Bahkan, lanjut Haidar, narasi yang beredar juga membanding-bandingkan sosok Kapolri Jenderal Listyo Sigit dengan Kapolri Jenderal Hoegeng.
“Kapolri Jenderal Listyo Sigit Prabowo disebut tidak bernyali mengusut Kasus Vina Cirebon. Sedangkan Kapolri Jenderal Hoegeng dinilai rela mempertaruhkan jabatannya demi pengusutan Kasus Sum Kuning,” ujar Haidar
Haidar menegaskan, Jenderal Hoegeng kehilangan jabatannya bukan semata-mata karena Kasus Sum Kuning, melainkan karena ketidakharmonisan hubungan antara Hoegeng dengan Soeharto jauh sebelum Hoegeng menjadi Kapolri dan Soeharto menjadi Presiden.
Menurut Haidar, ada pertentangan antara prinsip ketegasan dan kejujuran Hoegeng dengan Soeharto dalam kasus penyelundupan tekstil yang menyeret Ibu Tien dan kasus penyelundupan mobil mewah yang menyeret Robby Tjahjadi.
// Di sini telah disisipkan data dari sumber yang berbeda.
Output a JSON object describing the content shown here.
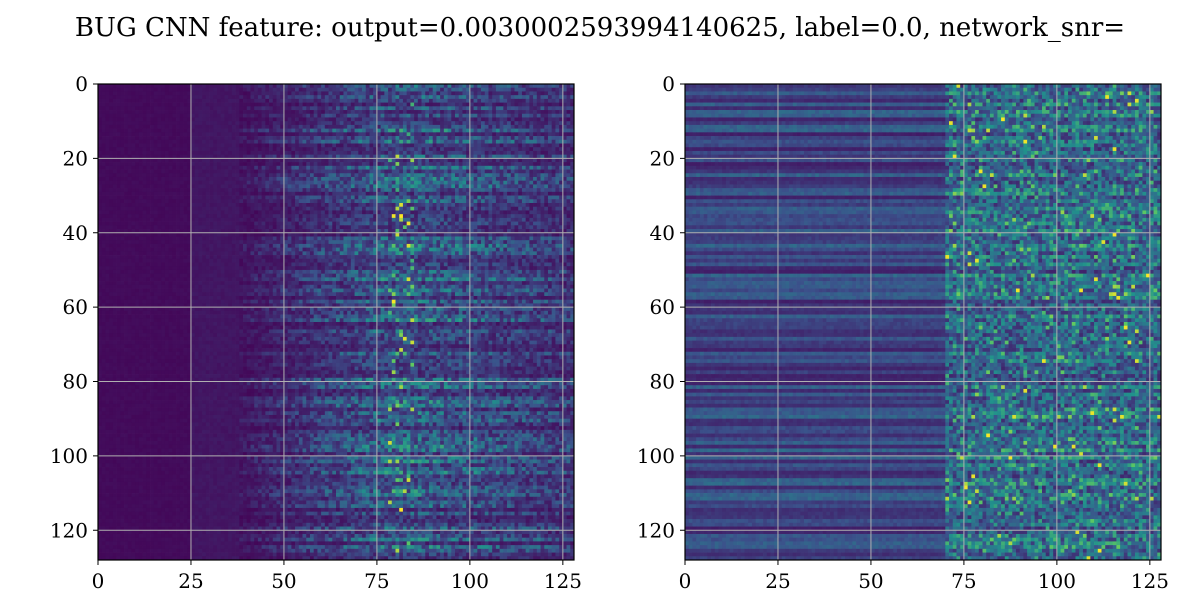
{
  "title": "BUG CNN feature: output=0.0030002593994140625, label=0.0, network_snr=",
  "colormap": [
    "#440154",
    "#3b528b",
    "#21918c",
    "#5ec962",
    "#fde725"
  ],
  "gridline_color": "#b0b0b0",
  "chart_data": [
    {
      "type": "heatmap",
      "name": "left-panel",
      "shape": [
        128,
        128
      ],
      "xlim": [
        0,
        128
      ],
      "ylim": [
        128,
        0
      ],
      "xticks": [
        0,
        25,
        50,
        75,
        100,
        125
      ],
      "yticks": [
        0,
        20,
        40,
        60,
        80,
        100,
        120
      ],
      "grid": true,
      "value_range": [
        0,
        1
      ],
      "profile": {
        "dark_cols": [
          0,
          25
        ],
        "rise_start_col": 38,
        "peak_col": 81,
        "peak_value": 0.6,
        "tail_value": 0.18
      }
    },
    {
      "type": "heatmap",
      "name": "right-panel",
      "shape": [
        128,
        128
      ],
      "xlim": [
        0,
        128
      ],
      "ylim": [
        128,
        0
      ],
      "xticks": [
        0,
        25,
        50,
        75,
        100,
        125
      ],
      "yticks": [
        0,
        20,
        40,
        60,
        80,
        100,
        120
      ],
      "grid": true,
      "value_range": [
        0,
        1
      ],
      "profile": {
        "left_band_value": 0.22,
        "rise_start_col": 70,
        "high_region_value": 0.35
      }
    }
  ]
}
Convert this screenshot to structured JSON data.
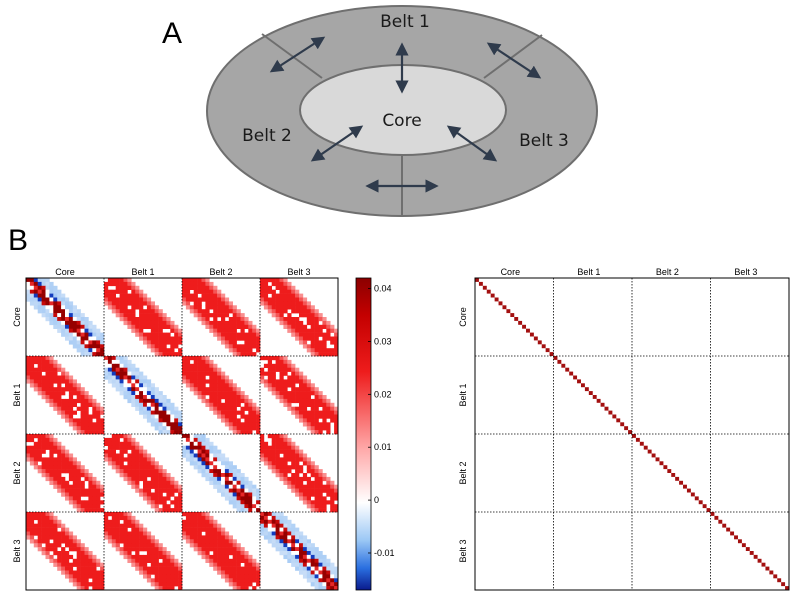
{
  "panels": {
    "a": {
      "letter": "A"
    },
    "b": {
      "letter": "B"
    }
  },
  "diagram": {
    "core_label": "Core",
    "belt_labels": [
      "Belt 1",
      "Belt 2",
      "Belt 3"
    ],
    "colors": {
      "outer_ring": "#a6a6a6",
      "core_fill": "#d9d9d9",
      "outline": "#6f6f6f",
      "arrow": "#2f3b4c"
    }
  },
  "chart_data": [
    {
      "type": "heatmap",
      "blocks": [
        "Core",
        "Belt 1",
        "Belt 2",
        "Belt 3"
      ],
      "block_size": 20,
      "colorbar": {
        "ticks": [
          0.04,
          0.03,
          0.02,
          0.01,
          0,
          -0.01
        ],
        "range": [
          -0.017,
          0.042
        ]
      },
      "colors": {
        "low": "#0a1a8c",
        "mid": "#ffffff",
        "high": "#8b0000"
      }
    },
    {
      "type": "heatmap",
      "blocks": [
        "Core",
        "Belt 1",
        "Belt 2",
        "Belt 3"
      ],
      "block_size": 20,
      "colors": {
        "diagonal": "#a31010",
        "background": "#ffffff"
      }
    }
  ]
}
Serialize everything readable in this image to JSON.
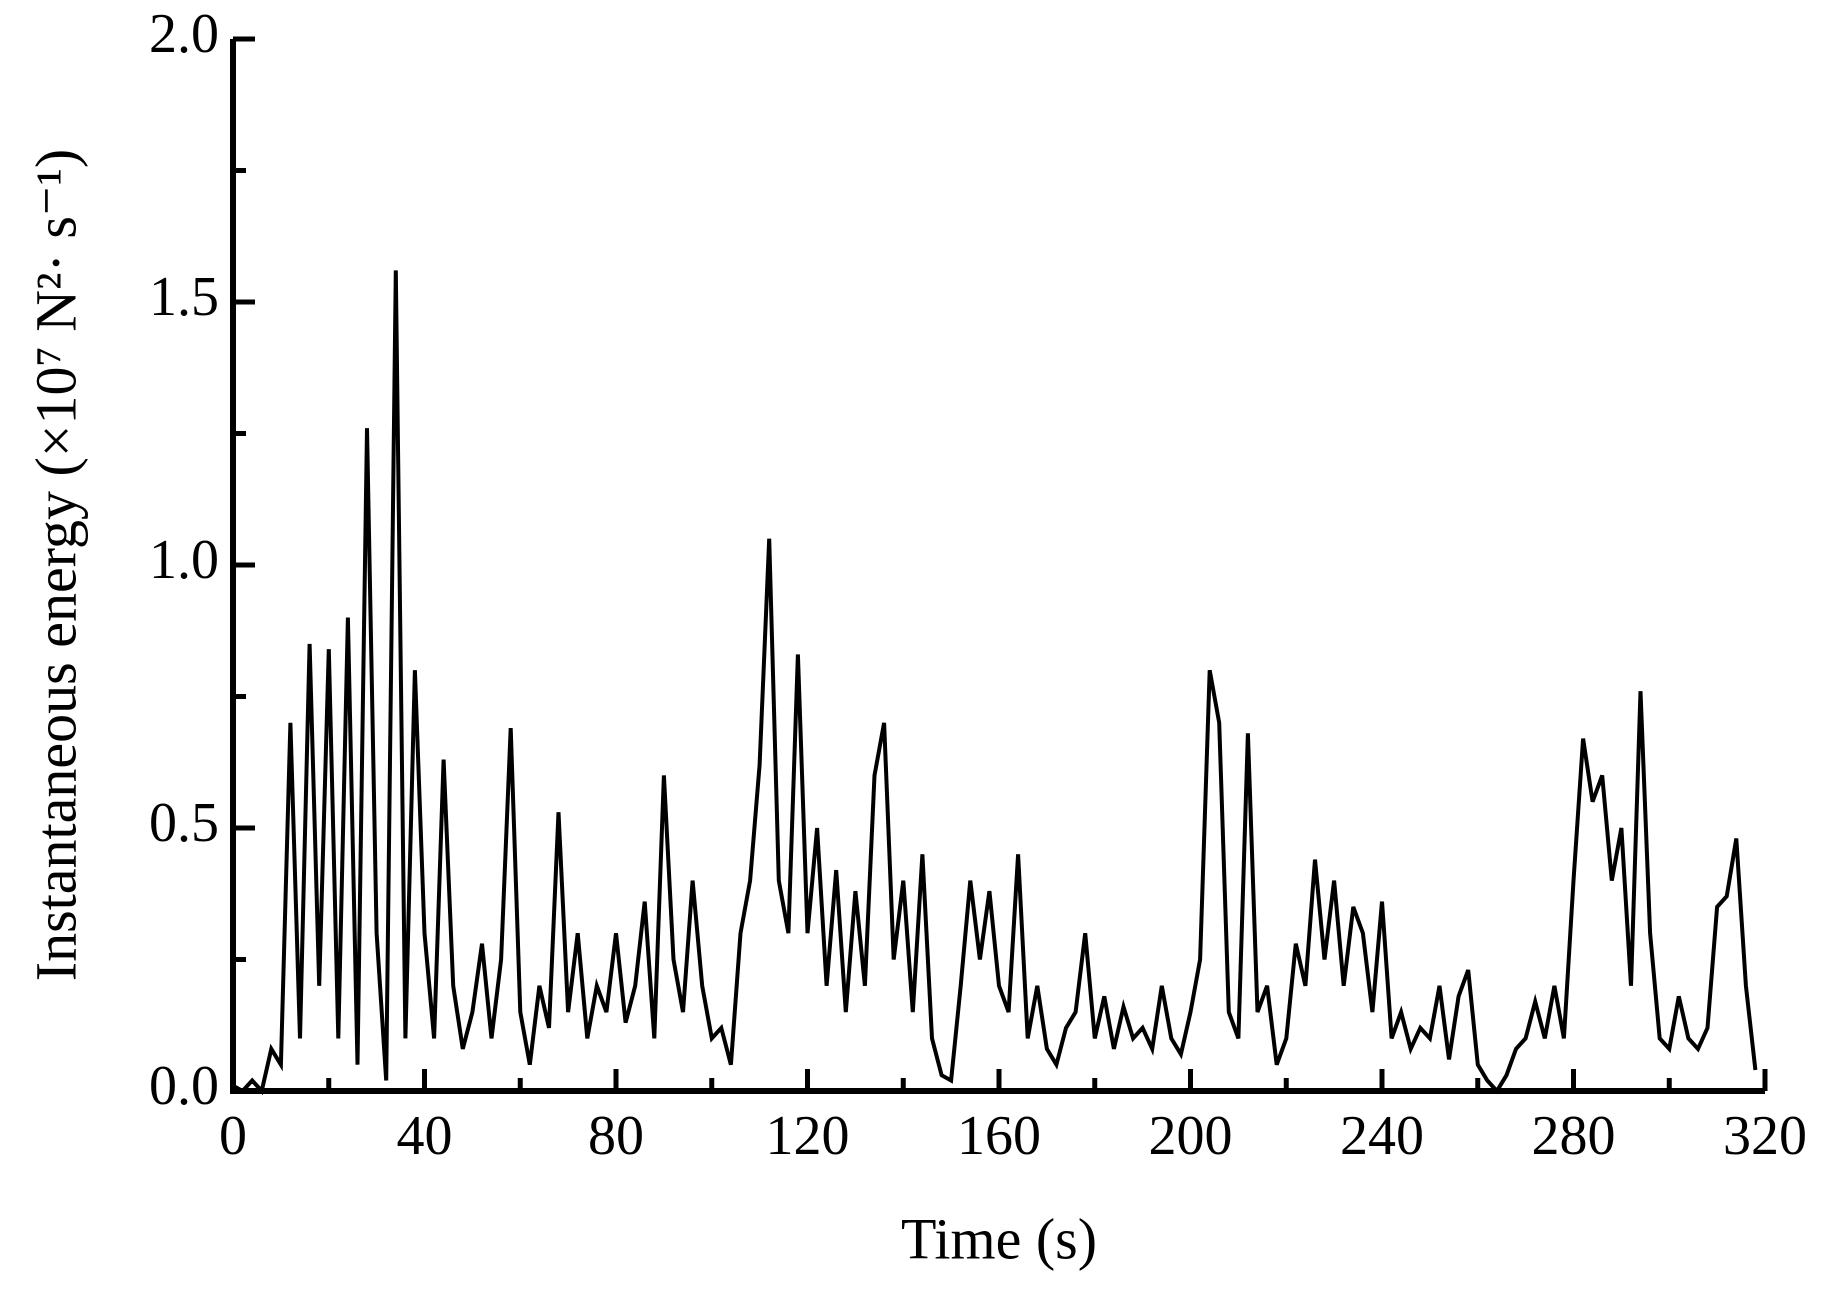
{
  "chart_data": {
    "type": "line",
    "x_label": "Time (s)",
    "y_label": "Instantaneous energy (×10⁷ N²· s⁻¹)",
    "xlim": [
      0,
      320
    ],
    "xticks": [
      0,
      40,
      80,
      120,
      160,
      200,
      240,
      280,
      320
    ],
    "x_minor_ticks": [
      20,
      60,
      100,
      140,
      180,
      220,
      260,
      300
    ],
    "ylim": [
      0,
      2
    ],
    "yticks": [
      {
        "value": 0,
        "label": "0.0"
      },
      0.5,
      {
        "value": 1,
        "label": "1.0"
      },
      1.5,
      {
        "value": 2,
        "label": "2.0"
      }
    ],
    "y_minor_ticks": [
      0.25,
      0.75,
      1.25,
      1.75
    ],
    "grid": false,
    "series": [
      {
        "color": "#000000",
        "x": [
          0,
          2,
          4,
          6,
          8,
          10,
          12,
          14,
          16,
          18,
          20,
          22,
          24,
          26,
          28,
          30,
          32,
          34,
          36,
          38,
          40,
          42,
          44,
          46,
          48,
          50,
          52,
          54,
          56,
          58,
          60,
          62,
          64,
          66,
          68,
          70,
          72,
          74,
          76,
          78,
          80,
          82,
          84,
          86,
          88,
          90,
          92,
          94,
          96,
          98,
          100,
          102,
          104,
          106,
          108,
          110,
          112,
          114,
          116,
          118,
          120,
          122,
          124,
          126,
          128,
          130,
          132,
          134,
          136,
          138,
          140,
          142,
          144,
          146,
          148,
          150,
          152,
          154,
          156,
          158,
          160,
          162,
          164,
          166,
          168,
          170,
          172,
          174,
          176,
          178,
          180,
          182,
          184,
          186,
          188,
          190,
          192,
          194,
          196,
          198,
          200,
          202,
          204,
          206,
          208,
          210,
          212,
          214,
          216,
          218,
          220,
          222,
          224,
          226,
          228,
          230,
          232,
          234,
          236,
          238,
          240,
          242,
          244,
          246,
          248,
          250,
          252,
          254,
          256,
          258,
          260,
          262,
          264,
          266,
          268,
          270,
          272,
          274,
          276,
          278,
          280,
          282,
          284,
          286,
          288,
          290,
          292,
          294,
          296,
          298,
          300,
          302,
          304,
          306,
          308,
          310,
          312,
          314,
          316,
          318
        ],
        "values": [
          0.01,
          0,
          0.02,
          0,
          0.08,
          0.05,
          0.7,
          0.1,
          0.85,
          0.2,
          0.84,
          0.1,
          0.9,
          0.05,
          1.26,
          0.3,
          0.02,
          1.56,
          0.1,
          0.8,
          0.3,
          0.1,
          0.63,
          0.2,
          0.08,
          0.15,
          0.28,
          0.1,
          0.25,
          0.69,
          0.15,
          0.05,
          0.2,
          0.12,
          0.53,
          0.15,
          0.3,
          0.1,
          0.2,
          0.15,
          0.3,
          0.13,
          0.2,
          0.36,
          0.1,
          0.6,
          0.25,
          0.15,
          0.4,
          0.2,
          0.1,
          0.12,
          0.05,
          0.3,
          0.4,
          0.62,
          1.05,
          0.4,
          0.3,
          0.83,
          0.3,
          0.5,
          0.2,
          0.42,
          0.15,
          0.38,
          0.2,
          0.6,
          0.7,
          0.25,
          0.4,
          0.15,
          0.45,
          0.1,
          0.03,
          0.02,
          0.2,
          0.4,
          0.25,
          0.38,
          0.2,
          0.15,
          0.45,
          0.1,
          0.2,
          0.08,
          0.05,
          0.12,
          0.15,
          0.3,
          0.1,
          0.18,
          0.08,
          0.16,
          0.1,
          0.12,
          0.08,
          0.2,
          0.1,
          0.07,
          0.15,
          0.25,
          0.8,
          0.7,
          0.15,
          0.1,
          0.68,
          0.15,
          0.2,
          0.05,
          0.1,
          0.28,
          0.2,
          0.44,
          0.25,
          0.4,
          0.2,
          0.35,
          0.3,
          0.15,
          0.36,
          0.1,
          0.15,
          0.08,
          0.12,
          0.1,
          0.2,
          0.06,
          0.18,
          0.23,
          0.05,
          0.02,
          0,
          0.03,
          0.08,
          0.1,
          0.17,
          0.1,
          0.2,
          0.1,
          0.4,
          0.67,
          0.55,
          0.6,
          0.4,
          0.5,
          0.2,
          0.76,
          0.3,
          0.1,
          0.08,
          0.18,
          0.1,
          0.08,
          0.12,
          0.35,
          0.37,
          0.48,
          0.2,
          0.04
        ]
      }
    ]
  }
}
“Pertentangan prinsip itu melahirkan ketidakharmonisan yang berimbas pada penanganan Kasus Sum Kuning yang dioper ke lembaga lain. Akhirnya, Kapolri Jenderal Hoegeng kehilangan jabatannya dan ketidakharmonisan itu berlanjut bahkan setelah Jenderal Hoegeng tidak lagi menjabat sebagai Kapolri,” beberapa Haidar.
Haidar pun berkesimpulan, Kapolri Jenderal Hoegeng kehilangan jabatannya bukan Kasus Sum Kuning, tapi karena tidak harmonis dengan Presiden Soeharto.
“Kalau di Kasus Vina Cirebon, Kapolri Jenderal Listyo Sigit dan Presiden Jokowi sangat harmonis dan tidak ada masalah. Keduanya punya komitmen yang sama dalam penegakan hukum,” pungkas Haidar Alwi.